Bork emphasized how these issues are being exacerbated by recent economic conditions. According to a June 2023 survey, 81% of businesses reported an increase in delayed payments, with 50% experiencing late payments from customers and 77% of AR teams falling behind on their metrics.

These statistics highlight the pressing need for enhanced AR solutions to maintain cash flow and operational efficiency — and payment mechanisms like B2B commercial cards have emerged as a vital tool for firms to leverage when addressing that need.

“The acceptance of commercial cards is becoming more and more common,” said Bork, noting that “they are really being pushed on the purchasing side, on the AP [accounts payable] side through the banks. And the reason for that is because the cardholder gets working capital, they might get a rebate from their bank, and cards reduce the amount of fraud.”

“You certainly can’t ignore commercial cards anymore,” he added.

The Role of Commercial Cards in Solving AR Challenges

Despite their advantages, commercial cards face resistance primarily due to perceived costs around their use and acceptance. But by optimizing acceptance processes and leveraging technology, businesses can mitigate these costs and improve their financial health.

“The reality is, the longer your customer goes without paying you, you’re paying a price for it from a capital perspective,” Bork said. “And the longer that goes out, the more expensive it is for the company trying to collect.”

For suppliers not yet utilizing commercial cards, Bork recommended thorough research and choosing a trusted provider. “Understanding the solutions out there and ensuring they meet your needs is crucial,” he advised, while also stressing the importance of reviewing card processing annually to avoid unnecessary fees and ensure compliance.

“Depending on what provider you’re using, there can be a lot of different fees. There can be annual fees, there can be monthly fees, I’ve seen PCI compliance fees and non-PCI compliance fees on the same statement,” Bork said. “It goes back to understanding who you’re working with and making sure that’s somebody you can trust, and they are in your corner.”

Fraud prevention is another critical aspect where commercial cards excel. Bork advised against outdated practices like storing card information in physical files. Instead, he recommended solutions such as mobile terminals for field transactions, IVR systems for phone payments, and eCommerce portals, all of which enhance security and compliance.

“I do still hear of companies where it’s a called-in card and they’re writing it down and then running it. That’s certainly not a best practice,” Bork said.

Embracing Automation and Innovation

As businesses continue to face delayed payments and cash flow challenges, the adoption of commercial cards and automated AR solutions can provide much-needed relief.

“Automating processes ensures cash is efficiently applied and payments are promptly processed,” said Bork, noting that this not only improves efficiency but also frees AR teams to focus on more strategic tasks rather than “either keying a transaction itself, or doing cash application in a manual way.”

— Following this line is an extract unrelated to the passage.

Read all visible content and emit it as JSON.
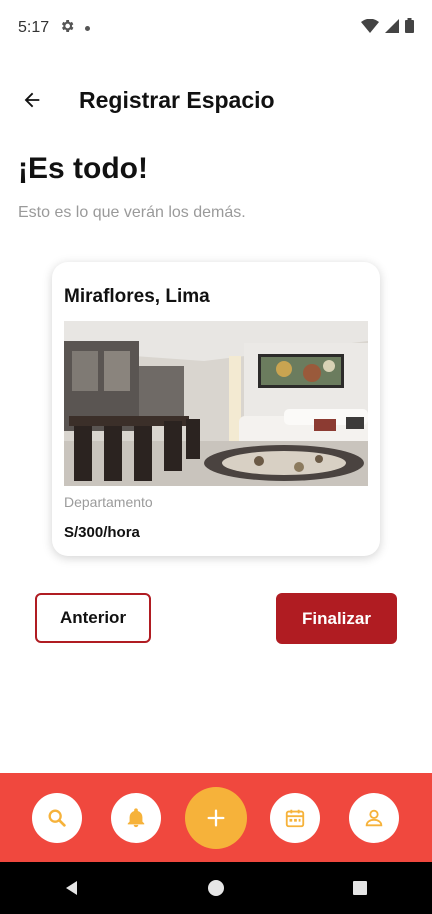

That’s why, by staying informed about technological advancements and choosing the right partners, companies can enhance their financial stability and operational efficiency by empowering their own AR teams.

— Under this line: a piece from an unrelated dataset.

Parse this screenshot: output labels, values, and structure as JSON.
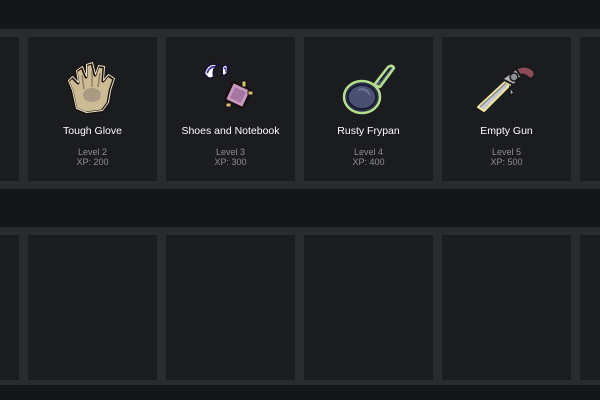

Of course, overcoming the acceptance hurdle is also crucial for leveraging commercial cards. That’s why the importance of having a key point of contact and having a policy are big contributors to effective payment processing.

“If you make a call to a bigger company, you might ask 10 different people and get 10 different answers,” said Bork. “If somebody says yes to acceptance and maybe they weren’t the right person to say yes, but if there’s a policy and it’s well distributed and it’s understood, that goes a long way in everyone understanding exactly how it is that a supplier can be paid with a commercial card.”

Looking ahead, Bork again emphasized the importance of automation within B2B payment processes.

“If you automate that B2B payment through a straight-through processing type solution, it’s really to your benefit because it is going to put cash into your bank account in the most efficient way possible,” he said.